Penitentiary, Warden’s House Join National Register of Historic Places

A plaque recognizing the West Virginia Penitentiary on the National Register of Historic Places was set to be unveiled Wednesday during a ceremony, which was postponed due to the COVID-19 pandemic.

MOUNDSVILLE – The former West Virginia Penitentiary, now a tourist attraction and seasonal Halloween haunt, has joined other local places of historic importance with a marker from the National Register of Historic Places.

An unveiling of the marker, originally set for Wednesday, was postponed until it was deemed safe to assemble in the near future. The penitentiary and the warden’s house are both to be demarcated with plaques. The unveiling was to take place at a small event organized by the Moundsville Historic Landmarks Commission.

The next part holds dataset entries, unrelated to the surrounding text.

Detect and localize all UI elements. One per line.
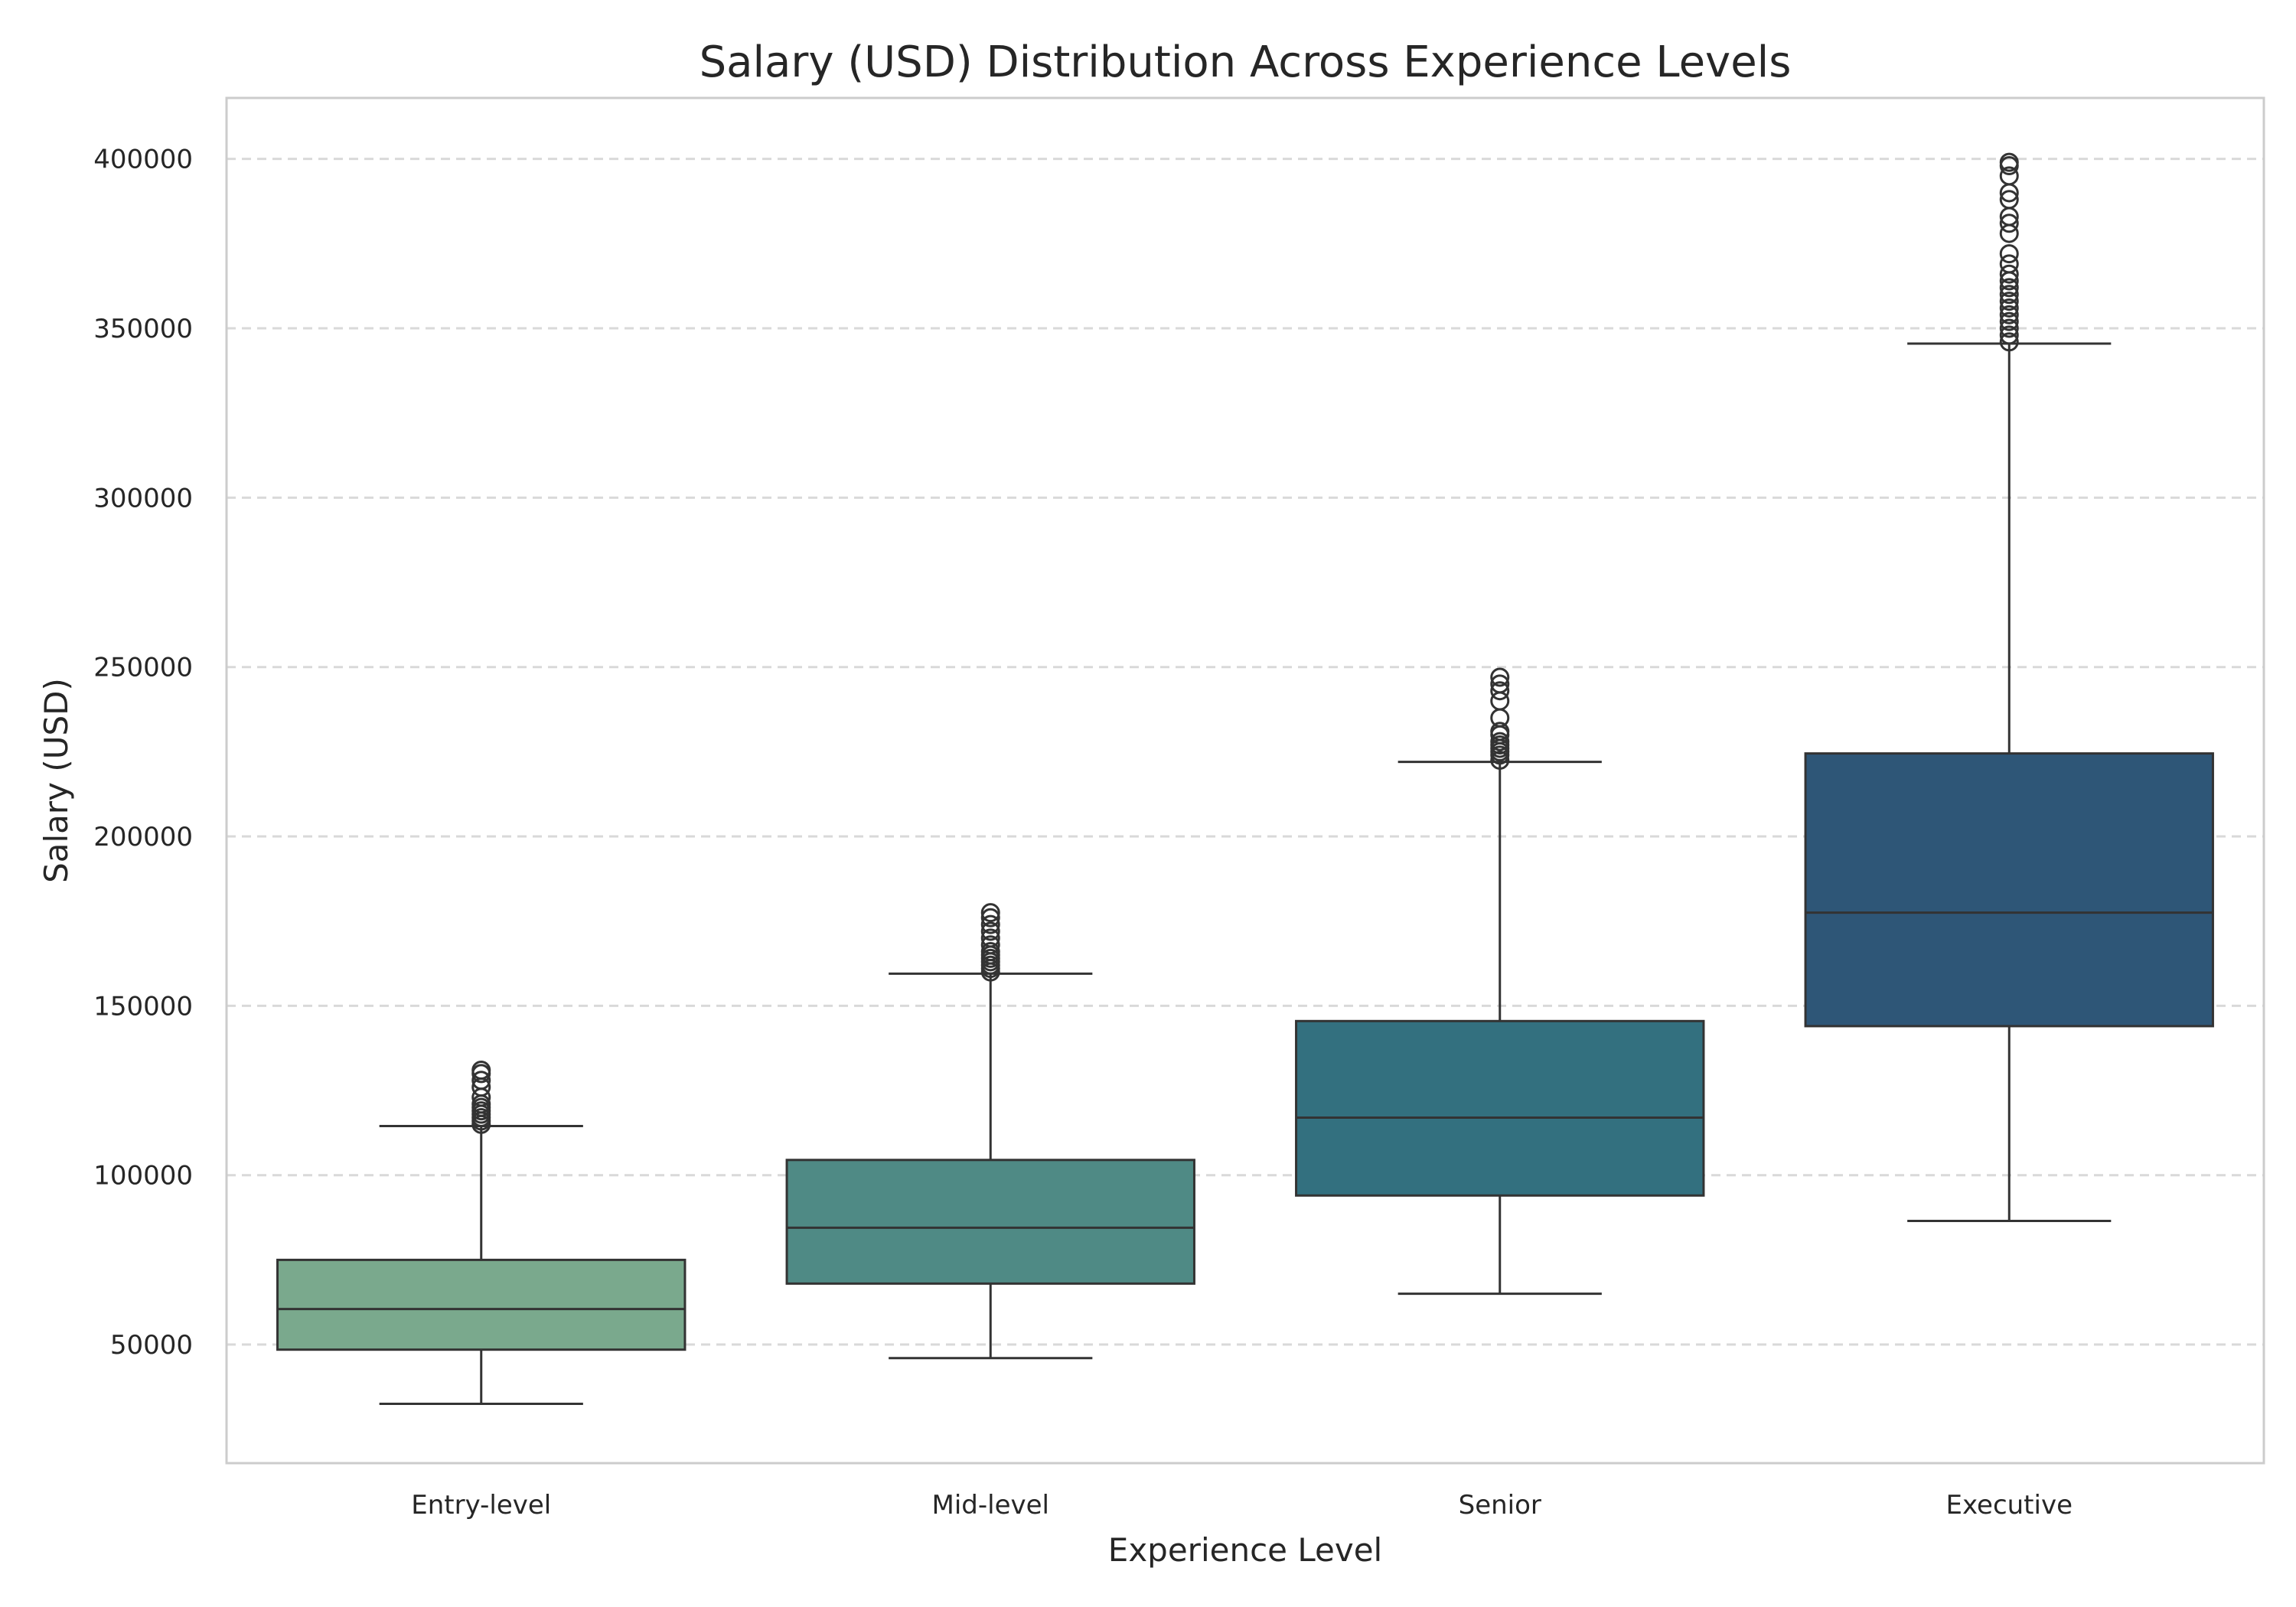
- outlier-executive-2: [1999, 318, 2019, 338]
- y-tick-label-300000: 300000: [93, 483, 193, 513]
- y-tick-label-200000: 200000: [93, 822, 193, 852]
- box-body-mid-level: [785, 1159, 1195, 1285]
- outlier-executive-12: [1999, 244, 2019, 264]
- outlier-entry-level-11: [471, 1060, 491, 1080]
- outlier-executive-1: [1999, 325, 2019, 345]
- outlier-mid-level-8: [980, 928, 1000, 948]
- y-tick-label-400000: 400000: [93, 145, 193, 175]
- outlier-executive-10: [1999, 264, 2019, 284]
- box-body-entry-level: [276, 1258, 687, 1351]
- outlier-executive-16: [1999, 190, 2019, 210]
- box-entry-level: [276, 1060, 687, 1406]
- outlier-mid-level-9: [980, 921, 1000, 941]
- outlier-executive-14: [1999, 214, 2019, 233]
- chart-title: Salary (USD) Distribution Across Experie…: [700, 37, 1792, 87]
- x-tick-labels: Entry-level Mid-level Senior Executive: [411, 1490, 2073, 1521]
- x-tick-label-entry-level: Entry-level: [411, 1490, 551, 1521]
- outlier-mid-level-6: [980, 942, 1000, 962]
- outlier-executive-18: [1999, 166, 2019, 186]
- y-tick-label-250000: 250000: [93, 653, 193, 683]
- box-mid-level: [785, 903, 1195, 1360]
- box-body-senior: [1295, 1019, 1705, 1197]
- x-tick-label-executive: Executive: [1945, 1490, 2073, 1521]
- outlier-mid-level-10: [980, 914, 1000, 934]
- outlier-executive-3: [1999, 311, 2019, 331]
- box-senior: [1295, 667, 1705, 1296]
- y-axis-label: Salary (USD): [38, 678, 75, 883]
- outlier-senior-0: [1490, 750, 1510, 770]
- x-tick-label-senior: Senior: [1459, 1490, 1541, 1521]
- y-tick-label-150000: 150000: [93, 991, 193, 1022]
- outlier-senior-5: [1490, 732, 1510, 751]
- outlier-executive-20: [1999, 152, 2019, 172]
- outlier-senior-7: [1490, 722, 1510, 742]
- plot-frame: [225, 96, 2265, 1465]
- outlier-executive-7: [1999, 285, 2019, 305]
- outlier-executive-11: [1999, 254, 2019, 274]
- box-body-executive: [1804, 752, 2214, 1028]
- outlier-entry-level-9: [471, 1071, 491, 1090]
- outlier-executive-6: [1999, 292, 2019, 311]
- outlier-mid-level-12: [980, 903, 1000, 923]
- outlier-senior-12: [1490, 667, 1510, 687]
- x-tick-label-mid-level: Mid-level: [932, 1490, 1049, 1521]
- outlier-executive-8: [1999, 278, 2019, 298]
- outlier-executive-5: [1999, 298, 2019, 318]
- x-axis-label: Experience Level: [1108, 1531, 1382, 1569]
- box-executive: [1804, 152, 2214, 1222]
- y-tick-label-350000: 350000: [93, 314, 193, 344]
- outlier-executive-0: [1999, 332, 2019, 352]
- outlier-mid-level-7: [980, 935, 1000, 955]
- outlier-executive-4: [1999, 305, 2019, 324]
- outlier-mid-level-11: [980, 908, 1000, 927]
- outlier-senior-11: [1490, 674, 1510, 694]
- box-series: [276, 152, 2214, 1406]
- y-tick-label-100000: 100000: [93, 1161, 193, 1191]
- y-tick-label-50000: 50000: [110, 1330, 193, 1361]
- y-tick-labels: 50000 100000 150000 200000 250000 300000 35000…: [93, 145, 193, 1361]
- outlier-senior-10: [1490, 681, 1510, 701]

The submission was made in 1996, according to commission chairperson Carole Wood.

Wood said she was happy to see the submissions go through, which had been a goal of lifetime commission member Hilda Blake, who she said had started the submission process in 1994. Wood said it was satisfying to be able to see Blake’s work finally come to fruition.

“We just wanted to get through things that were on the books and get it completed, and we were happy to do it for her,” Wood said. “It was pleasing for us to be able to get it together for Hilda.”

Wood said U.S. Sen. Shelley Capito, who was to speak at Wednesday’s unveiling, was instrumental in getting the designation pushed through at last.

Wood said she hopes the community will be able to come together in the near future to see the plaques unveiled.